What are the best prime numbers to choose for a double hashed hash table size?
side info
- the hash table is part of a word analysis project, Markov models, training bots to model and generate text as if someone else would write it (which takes a lot of words, sentences, transcripts, books... the bigger the corpus, the better)
- I'm not familiar with most of the math around prime numbers but I will read on everything you guys propose and then try to go from there
what I have in mind:
- the prime numbers shouldn't be too far/close to each other ----> I don't have to increase the size frequently, but the hash table doesn't end up half empty (less collisions, looking for ideal ratio between load factor and hash table size)

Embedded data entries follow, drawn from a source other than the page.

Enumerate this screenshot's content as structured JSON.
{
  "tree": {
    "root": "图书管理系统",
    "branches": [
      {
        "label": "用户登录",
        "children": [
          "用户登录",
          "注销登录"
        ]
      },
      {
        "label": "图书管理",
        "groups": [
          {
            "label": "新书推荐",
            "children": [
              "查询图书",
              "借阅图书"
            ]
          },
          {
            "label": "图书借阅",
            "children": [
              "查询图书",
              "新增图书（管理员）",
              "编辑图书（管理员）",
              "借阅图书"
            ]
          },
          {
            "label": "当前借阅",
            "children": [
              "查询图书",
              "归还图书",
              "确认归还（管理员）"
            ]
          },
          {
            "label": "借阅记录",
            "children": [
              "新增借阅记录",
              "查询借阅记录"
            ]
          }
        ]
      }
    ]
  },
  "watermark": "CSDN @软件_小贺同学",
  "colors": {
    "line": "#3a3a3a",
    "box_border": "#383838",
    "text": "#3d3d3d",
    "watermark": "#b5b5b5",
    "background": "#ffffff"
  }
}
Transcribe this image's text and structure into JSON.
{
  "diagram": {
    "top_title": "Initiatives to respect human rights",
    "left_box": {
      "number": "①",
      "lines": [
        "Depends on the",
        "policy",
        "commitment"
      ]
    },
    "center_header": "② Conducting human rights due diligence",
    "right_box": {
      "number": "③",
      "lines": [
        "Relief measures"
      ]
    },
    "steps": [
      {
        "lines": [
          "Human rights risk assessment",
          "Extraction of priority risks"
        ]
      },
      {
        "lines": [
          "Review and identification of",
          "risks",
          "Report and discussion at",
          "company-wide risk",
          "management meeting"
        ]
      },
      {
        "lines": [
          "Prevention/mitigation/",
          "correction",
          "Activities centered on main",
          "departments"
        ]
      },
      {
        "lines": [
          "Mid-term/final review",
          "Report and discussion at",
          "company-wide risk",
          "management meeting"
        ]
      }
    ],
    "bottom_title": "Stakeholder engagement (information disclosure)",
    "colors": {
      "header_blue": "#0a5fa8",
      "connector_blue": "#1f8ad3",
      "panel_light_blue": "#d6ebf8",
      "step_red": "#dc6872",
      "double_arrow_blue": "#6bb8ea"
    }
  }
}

- optimal for a big corpus - I'm not sure how big the prime numbers I have to choose should be, never did this before...
- I also thought of implementing a function (not a hash function) that'd just double the size of the hash table and then look for the closest prime number ------>
but that has a running time of O(n) because a prime is only divisible by itself ____( I have to check whether all the numbers up to the number that's double the size of the current hash table size have the remainder other than zero, then increment the size by one/go to the next odd number and test the whole loop again)________ ------> you can imagine that that would be very slow so the better approach is just to have a fixed set of prime numbers up to a million (just for illustration purposes) or so and then just use these for any size changes
Thanks, any additional questions appreciated
Choose high of twin prime numbers, i. e. when p
and p - 2
are primes, choose p
as double hash capacity, because hash_code % (size - 2)
is a good secondary step function for double hashing algorithm, and modulo prime number is somewhat more "robust" than modulo composite number (if size - 2
is composite).
For small sizes (somewhere around 1000 or so) choose all primes, except low ones of twin pairs, because twin pairs are too rare in the beginning of natural numbers scale, for good size predictability.
Add sizes of 5 and 11 (though they are low in twin primes) to better address very small table sizes.
Exclude numbers that are frequently used in multiplication hash functions, in Java it is 31
that is used in String
hash function, I don't know about Python.
All the above is carefully coded in this Java runnable, with a lot of pre-generated table sizes (trying to keep 0.005 max difference between neighbouring table sizes):
https://github.com/OpenHFT/Koloboke/blob/0498951705b45be2e1528afd786c03308c36e5dc/lib/impl/src/main/java/net/openhft/koloboke/collect/impl/hash/DHashCapacities.java#L255-L272
P. S. My personal belief is that double hashing is never an optimal open addressing flavor, because of modulo operations which are disproportionately expensive in modern CPUs. Consider using QHash.